The truth of the matter is that even the knitters we all look up to make mistakes, they start over many times, and they deal with the same setbacks the ‘average knitter’ does. While it’s true, the more experience you have the more tools in your toolkit & the more options at your disposal to deal with the trouble which makes corrections easier. You also learn that a small bummer today will lead to a much happier end. Most of all, I’ve learned to have the patience to make sure each project is just right. The disappointment I had as I rewound my 2skeins of Sparrow yesterday was short-lived. Obviously it took me a while to finally decide to start over because I didn’t want to lose the precious time I used to work on those 6inches. In the end though, I am at peace with the fact that I know I made the right call. The yarn will be re-knit, the sizing will be right, and everything will be ok.

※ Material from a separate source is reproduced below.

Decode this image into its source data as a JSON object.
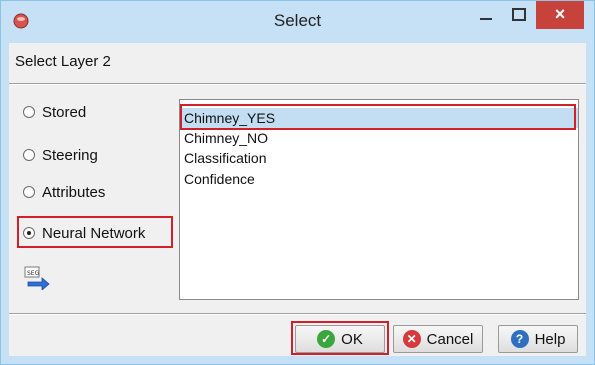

The beauty of knitting is that most things can be easily rewound and started again. Yarn is full of opportunities and on a large scale, it is very forgiving. We just have to be comfortable enough with our own needles, confident in our judgment, and humble enough to do what is right by our projects. This is what will ultimately lead us to create the knitted items we truly want to proudly wear. Correcting a mistake doesn’t mean we are unskilled, it means we are honest and ok with not always being perfect on the first try. No one — including me — is going to judge my work by the 6inches I pulled out. True proof of my abilities will be in the camisole I wear in (I hope!) a few weeks. I expect it’ll be lovely thanks to yesterday’s tough decision and all the tough decisions that are yet to pop up along the way. The challenge of knitting, the joy of knitting, the zen of knitting is in seeing opportunity & promise even in the face of setbacks and forging ahead anyways. Every project has to begin somewhere… sometimes it just has to start a couple times before we get it right.